Department of Electrical and Computer Engineering, University of Denver, Denver, CO, USA.
Department of Neurology, Massachusetts General Hospital, Harvard Medical School, Boston, MA, USA.
Comput Biol Med. 2024 Nov;182:109199. doi: 10.1016/j.compbiomed.2024.109199. Epub 2024 Sep 26.
Mild Cognitive Impairment (MCI) is an early stage of memory loss or other cognitive ability loss in individuals who maintain the ability to independently perform most activities of daily living. It is considered a transitional stage between normal cognitive stage and more severe cognitive declines like dementia or Alzheimer's. Based on the reports from the National Institute of Aging (NIA), people with MCI are at a greater risk of developing dementia, thus it is of great importance to detect MCI at the earliest possible to mitigate the transformation of MCI to Alzheimer's and dementia.
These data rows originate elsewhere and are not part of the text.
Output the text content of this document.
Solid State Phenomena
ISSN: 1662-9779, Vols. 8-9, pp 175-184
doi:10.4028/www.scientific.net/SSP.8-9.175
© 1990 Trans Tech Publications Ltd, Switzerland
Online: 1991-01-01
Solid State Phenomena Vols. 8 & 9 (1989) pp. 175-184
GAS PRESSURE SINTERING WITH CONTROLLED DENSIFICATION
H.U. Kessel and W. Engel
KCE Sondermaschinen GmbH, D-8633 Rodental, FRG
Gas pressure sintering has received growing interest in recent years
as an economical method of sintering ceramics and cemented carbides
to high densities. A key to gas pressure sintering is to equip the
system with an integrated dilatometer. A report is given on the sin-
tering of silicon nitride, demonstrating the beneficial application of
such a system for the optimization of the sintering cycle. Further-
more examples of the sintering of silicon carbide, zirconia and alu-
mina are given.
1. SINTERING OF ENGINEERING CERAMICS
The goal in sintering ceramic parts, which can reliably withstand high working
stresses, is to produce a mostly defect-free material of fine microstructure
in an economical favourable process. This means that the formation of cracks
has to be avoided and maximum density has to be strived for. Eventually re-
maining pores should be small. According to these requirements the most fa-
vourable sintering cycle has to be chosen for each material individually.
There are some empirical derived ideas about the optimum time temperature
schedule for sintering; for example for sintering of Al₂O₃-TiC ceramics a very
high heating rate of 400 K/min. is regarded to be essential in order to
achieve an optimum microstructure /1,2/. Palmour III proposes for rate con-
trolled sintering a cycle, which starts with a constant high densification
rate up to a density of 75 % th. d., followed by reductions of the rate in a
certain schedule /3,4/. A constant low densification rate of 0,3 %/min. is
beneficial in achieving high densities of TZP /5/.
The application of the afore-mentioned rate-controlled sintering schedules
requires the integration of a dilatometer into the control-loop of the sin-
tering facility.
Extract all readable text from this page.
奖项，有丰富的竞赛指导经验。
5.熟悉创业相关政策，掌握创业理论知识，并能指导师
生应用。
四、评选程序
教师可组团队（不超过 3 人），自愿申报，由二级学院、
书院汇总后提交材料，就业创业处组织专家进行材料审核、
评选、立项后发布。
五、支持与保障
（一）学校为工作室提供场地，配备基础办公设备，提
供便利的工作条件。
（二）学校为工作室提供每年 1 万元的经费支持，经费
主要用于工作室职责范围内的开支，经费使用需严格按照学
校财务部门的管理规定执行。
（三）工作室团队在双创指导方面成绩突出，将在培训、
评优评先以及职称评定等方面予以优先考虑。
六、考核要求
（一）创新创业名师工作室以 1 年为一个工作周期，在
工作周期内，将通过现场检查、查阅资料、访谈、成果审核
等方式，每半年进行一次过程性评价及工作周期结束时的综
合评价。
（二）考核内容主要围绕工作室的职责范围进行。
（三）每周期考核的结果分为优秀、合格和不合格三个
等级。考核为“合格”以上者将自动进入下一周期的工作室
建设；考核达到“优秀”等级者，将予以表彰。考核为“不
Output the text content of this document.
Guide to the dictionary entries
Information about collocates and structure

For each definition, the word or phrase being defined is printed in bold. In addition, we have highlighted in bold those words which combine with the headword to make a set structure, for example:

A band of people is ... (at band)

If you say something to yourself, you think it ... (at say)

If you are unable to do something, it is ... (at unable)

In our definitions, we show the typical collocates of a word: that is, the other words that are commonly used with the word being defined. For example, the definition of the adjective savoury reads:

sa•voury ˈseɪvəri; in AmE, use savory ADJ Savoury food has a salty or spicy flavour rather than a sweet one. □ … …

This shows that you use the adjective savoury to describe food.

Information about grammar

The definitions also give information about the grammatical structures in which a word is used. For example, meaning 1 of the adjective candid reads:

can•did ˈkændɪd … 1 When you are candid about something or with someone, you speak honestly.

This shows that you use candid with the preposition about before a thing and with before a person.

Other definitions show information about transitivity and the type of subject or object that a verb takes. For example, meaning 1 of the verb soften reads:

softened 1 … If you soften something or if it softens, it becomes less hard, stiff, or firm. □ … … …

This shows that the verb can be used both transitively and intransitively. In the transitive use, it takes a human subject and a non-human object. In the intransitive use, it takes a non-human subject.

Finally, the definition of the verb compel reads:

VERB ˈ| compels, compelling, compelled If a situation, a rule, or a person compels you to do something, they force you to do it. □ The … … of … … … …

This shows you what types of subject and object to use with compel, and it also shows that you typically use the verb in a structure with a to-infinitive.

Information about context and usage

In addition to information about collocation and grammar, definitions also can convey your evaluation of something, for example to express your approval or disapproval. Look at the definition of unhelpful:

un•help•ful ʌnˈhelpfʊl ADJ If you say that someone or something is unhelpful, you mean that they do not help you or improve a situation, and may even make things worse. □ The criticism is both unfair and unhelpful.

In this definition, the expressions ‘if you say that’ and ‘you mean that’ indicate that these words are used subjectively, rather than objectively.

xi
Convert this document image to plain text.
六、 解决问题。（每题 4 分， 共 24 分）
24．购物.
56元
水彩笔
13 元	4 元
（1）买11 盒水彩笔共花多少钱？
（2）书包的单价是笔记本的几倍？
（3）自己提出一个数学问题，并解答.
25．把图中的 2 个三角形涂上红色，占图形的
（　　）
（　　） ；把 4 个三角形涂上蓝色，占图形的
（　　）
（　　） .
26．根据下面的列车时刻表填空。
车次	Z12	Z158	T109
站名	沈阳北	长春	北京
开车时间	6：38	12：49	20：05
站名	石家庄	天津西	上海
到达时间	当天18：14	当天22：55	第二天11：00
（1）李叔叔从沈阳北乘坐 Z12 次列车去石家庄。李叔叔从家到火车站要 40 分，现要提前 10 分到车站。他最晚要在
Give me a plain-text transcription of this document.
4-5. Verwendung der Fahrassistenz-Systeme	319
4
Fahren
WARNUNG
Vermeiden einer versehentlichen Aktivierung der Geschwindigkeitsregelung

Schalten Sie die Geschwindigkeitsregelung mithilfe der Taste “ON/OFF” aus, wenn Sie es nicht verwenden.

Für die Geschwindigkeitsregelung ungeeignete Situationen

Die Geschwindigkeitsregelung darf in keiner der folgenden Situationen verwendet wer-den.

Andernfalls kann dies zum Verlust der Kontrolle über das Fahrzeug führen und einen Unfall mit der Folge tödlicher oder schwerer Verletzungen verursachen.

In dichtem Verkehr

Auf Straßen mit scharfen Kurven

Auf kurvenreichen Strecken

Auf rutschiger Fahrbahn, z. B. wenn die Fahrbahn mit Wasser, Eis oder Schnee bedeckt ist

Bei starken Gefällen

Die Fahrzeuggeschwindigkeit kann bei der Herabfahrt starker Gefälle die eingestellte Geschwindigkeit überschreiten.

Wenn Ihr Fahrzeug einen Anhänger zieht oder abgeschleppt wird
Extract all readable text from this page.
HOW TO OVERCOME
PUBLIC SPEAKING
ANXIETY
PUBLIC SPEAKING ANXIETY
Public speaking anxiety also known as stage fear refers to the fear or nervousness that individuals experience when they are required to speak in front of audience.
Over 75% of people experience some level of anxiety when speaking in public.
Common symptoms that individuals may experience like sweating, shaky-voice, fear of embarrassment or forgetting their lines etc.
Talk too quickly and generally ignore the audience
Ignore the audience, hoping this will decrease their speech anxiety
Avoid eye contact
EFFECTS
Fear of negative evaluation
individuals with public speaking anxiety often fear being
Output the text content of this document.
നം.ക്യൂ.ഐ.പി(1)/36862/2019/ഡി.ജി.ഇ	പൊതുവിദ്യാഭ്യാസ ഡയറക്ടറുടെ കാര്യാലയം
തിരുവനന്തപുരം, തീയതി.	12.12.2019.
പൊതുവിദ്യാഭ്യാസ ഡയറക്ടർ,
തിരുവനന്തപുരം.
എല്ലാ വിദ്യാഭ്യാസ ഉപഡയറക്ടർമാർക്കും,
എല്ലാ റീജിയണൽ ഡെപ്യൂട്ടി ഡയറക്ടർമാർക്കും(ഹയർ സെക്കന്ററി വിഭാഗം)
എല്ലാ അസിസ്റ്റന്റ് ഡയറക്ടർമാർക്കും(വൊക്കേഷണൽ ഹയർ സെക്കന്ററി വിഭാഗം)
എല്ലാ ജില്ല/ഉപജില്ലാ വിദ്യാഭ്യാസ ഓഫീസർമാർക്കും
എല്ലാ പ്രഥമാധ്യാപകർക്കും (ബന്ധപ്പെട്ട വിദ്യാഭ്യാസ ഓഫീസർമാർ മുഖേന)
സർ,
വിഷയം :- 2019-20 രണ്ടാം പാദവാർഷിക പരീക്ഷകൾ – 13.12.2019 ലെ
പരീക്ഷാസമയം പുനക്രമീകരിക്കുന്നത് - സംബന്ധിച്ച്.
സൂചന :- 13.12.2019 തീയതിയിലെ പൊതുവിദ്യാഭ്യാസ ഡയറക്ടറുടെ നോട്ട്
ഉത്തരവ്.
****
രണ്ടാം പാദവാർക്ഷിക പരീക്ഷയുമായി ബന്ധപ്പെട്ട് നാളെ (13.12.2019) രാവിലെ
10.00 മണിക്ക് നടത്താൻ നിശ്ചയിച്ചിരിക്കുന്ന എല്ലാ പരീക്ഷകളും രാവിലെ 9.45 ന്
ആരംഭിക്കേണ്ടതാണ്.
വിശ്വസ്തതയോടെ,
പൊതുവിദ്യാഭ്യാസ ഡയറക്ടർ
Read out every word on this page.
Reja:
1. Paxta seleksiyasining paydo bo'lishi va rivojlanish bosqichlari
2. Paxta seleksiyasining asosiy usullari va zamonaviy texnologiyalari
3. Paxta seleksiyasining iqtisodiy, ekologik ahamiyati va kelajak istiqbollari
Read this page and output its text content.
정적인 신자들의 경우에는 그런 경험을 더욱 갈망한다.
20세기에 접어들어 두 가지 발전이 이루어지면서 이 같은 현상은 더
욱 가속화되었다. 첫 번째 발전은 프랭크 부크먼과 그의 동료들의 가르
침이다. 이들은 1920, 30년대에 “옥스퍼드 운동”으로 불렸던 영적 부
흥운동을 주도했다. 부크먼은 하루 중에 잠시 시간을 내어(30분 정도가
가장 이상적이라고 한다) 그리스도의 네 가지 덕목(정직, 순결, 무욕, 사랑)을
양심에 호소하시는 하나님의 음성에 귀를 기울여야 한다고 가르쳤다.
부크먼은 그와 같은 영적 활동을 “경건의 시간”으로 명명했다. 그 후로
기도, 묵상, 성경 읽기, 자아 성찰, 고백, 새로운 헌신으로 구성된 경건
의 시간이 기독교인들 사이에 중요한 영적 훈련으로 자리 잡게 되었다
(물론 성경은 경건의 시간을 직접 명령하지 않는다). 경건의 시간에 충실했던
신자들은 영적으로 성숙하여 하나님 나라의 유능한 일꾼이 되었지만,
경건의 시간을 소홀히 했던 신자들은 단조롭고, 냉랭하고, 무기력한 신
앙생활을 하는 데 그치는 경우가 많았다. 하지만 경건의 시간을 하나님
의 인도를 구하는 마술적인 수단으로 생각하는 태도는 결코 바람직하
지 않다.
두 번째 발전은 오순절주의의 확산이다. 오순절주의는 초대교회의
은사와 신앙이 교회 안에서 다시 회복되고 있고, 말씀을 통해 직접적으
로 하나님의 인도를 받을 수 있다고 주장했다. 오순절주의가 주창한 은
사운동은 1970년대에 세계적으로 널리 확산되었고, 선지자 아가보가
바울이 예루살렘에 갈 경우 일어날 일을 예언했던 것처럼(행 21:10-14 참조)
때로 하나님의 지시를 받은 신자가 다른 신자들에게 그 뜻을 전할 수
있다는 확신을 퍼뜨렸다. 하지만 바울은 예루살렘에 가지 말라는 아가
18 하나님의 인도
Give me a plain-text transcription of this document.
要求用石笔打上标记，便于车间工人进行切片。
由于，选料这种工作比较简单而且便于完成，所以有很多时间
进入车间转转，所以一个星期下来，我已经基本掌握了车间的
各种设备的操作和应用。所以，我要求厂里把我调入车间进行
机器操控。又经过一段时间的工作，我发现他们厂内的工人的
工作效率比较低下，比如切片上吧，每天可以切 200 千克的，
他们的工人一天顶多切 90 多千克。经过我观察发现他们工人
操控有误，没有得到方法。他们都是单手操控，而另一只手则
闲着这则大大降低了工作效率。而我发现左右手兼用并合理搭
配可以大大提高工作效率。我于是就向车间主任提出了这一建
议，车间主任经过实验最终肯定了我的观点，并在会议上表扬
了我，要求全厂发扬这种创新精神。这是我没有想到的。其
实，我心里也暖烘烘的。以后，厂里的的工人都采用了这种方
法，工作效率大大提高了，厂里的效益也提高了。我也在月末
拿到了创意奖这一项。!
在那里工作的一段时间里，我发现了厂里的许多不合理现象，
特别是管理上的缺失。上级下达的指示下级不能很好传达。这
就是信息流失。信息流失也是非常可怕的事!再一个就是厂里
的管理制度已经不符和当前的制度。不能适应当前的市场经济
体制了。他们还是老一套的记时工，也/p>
Recent studies have harnessed Artificial Intelligence (AI) to develop automated methods to predict and detect MCI. The majority of the existing research is based on unimodal data (e.g., only speech or prosody), but recent studies have shown that multimodality leads to a more accurate prediction of MCI. However, effectively exploiting different modalities is still a big challenge due to the lack of efficient fusion methods. This study proposes a robust fusion architecture utilizing an embedding-level fusion via a co-attention mechanism to leverage multimodal data for MCI prediction. This approach addresses the limitations of early and late fusion methods, which often fail to preserve inter-modal relationships. Our embedding-level fusion aims to capture complementary information across modalities, enhancing predictive accuracy. We used the I-CONECT dataset, where a large number of semi-structured conversations via internet/webcam between participants aged 75+ years old and interviewers were recorded. We introduce a multimodal speech-language-vision Deep Learning-based method to differentiate MCI from Normal Cognition (NC). Our proposed architecture includes co-attention blocks to fuse three different modalities at the embedding level to find the potential interactions between speech (audio), language (transcribed speech), and vision (facial videos) within the cross-Transformer layer. Experimental results demonstrate that our fusion method achieves an average AUC of 85.3% in detecting MCI from NC, significantly outperforming unimodal (60.9%) and bimodal (76.3%) baseline models. This superior performance highlights the effectiveness of our model in capturing and utilizing the complementary information from multiple modalities, offering a more accurate and reliable approach for MCI prediction.
轻度认知障碍 (MCI) 是指个体在保持独立进行大多数日常生活活动能力的情况下出现记忆丧失或其他认知能力丧失的早期阶段。它被认为是正常认知阶段和更严重认知衰退(如痴呆或阿尔茨海默病)之间的过渡阶段。根据美国国家老龄化研究所 (NIA) 的报告,MCI 患者患痴呆症的风险更高,因此尽早发现 MCI 对于减轻 MCI 向阿尔茨海默病和痴呆症的转化非常重要。最近的研究利用人工智能 (AI) 开发了自动预测和检测 MCI 的方法。现有的大多数研究都基于单模态数据(例如,仅语音或韵律),但最近的研究表明,多模态可以更准确地预测 MCI。然而,由于缺乏有效的融合方法,有效地利用不同模态仍然是一个巨大的挑战。本研究提出了一种基于嵌入层融合的稳健融合架构,利用共同注意力机制利用多模态数据进行 MCI 预测。这种方法解决了早期融合和晚期融合方法的局限性,这些方法通常无法保留模态间的关系。我们的嵌入层融合旨在捕捉模态间的互补信息,提高预测准确性。我们使用了 I-CONECT 数据集,其中记录了大量年龄在 75 岁以上的参与者与采访者之间通过互联网/网络摄像头进行的半结构化对话。我们提出了一种基于多模态语音语言视觉的深度学习方法,以区分 MCI 与正常认知 (NC)。我们提出的架构包括共同注意力块,用于在嵌入层融合三个不同的模态,以在交叉 Transformer 层中找到语音(音频)、语言(转录语音)和视觉(面部视频)之间的潜在交互。实验结果表明,我们的融合方法在从 NC 中检测 MCI 方面的平均 AUC 为 85.3%,明显优于单模态(60.9%)和双模态(76.3%)基线模型。这种优异的性能突出了我们的模型在捕捉和利用多模态互补信息方面的有效性,为 MCI 预测提供了更准确、更可靠的方法。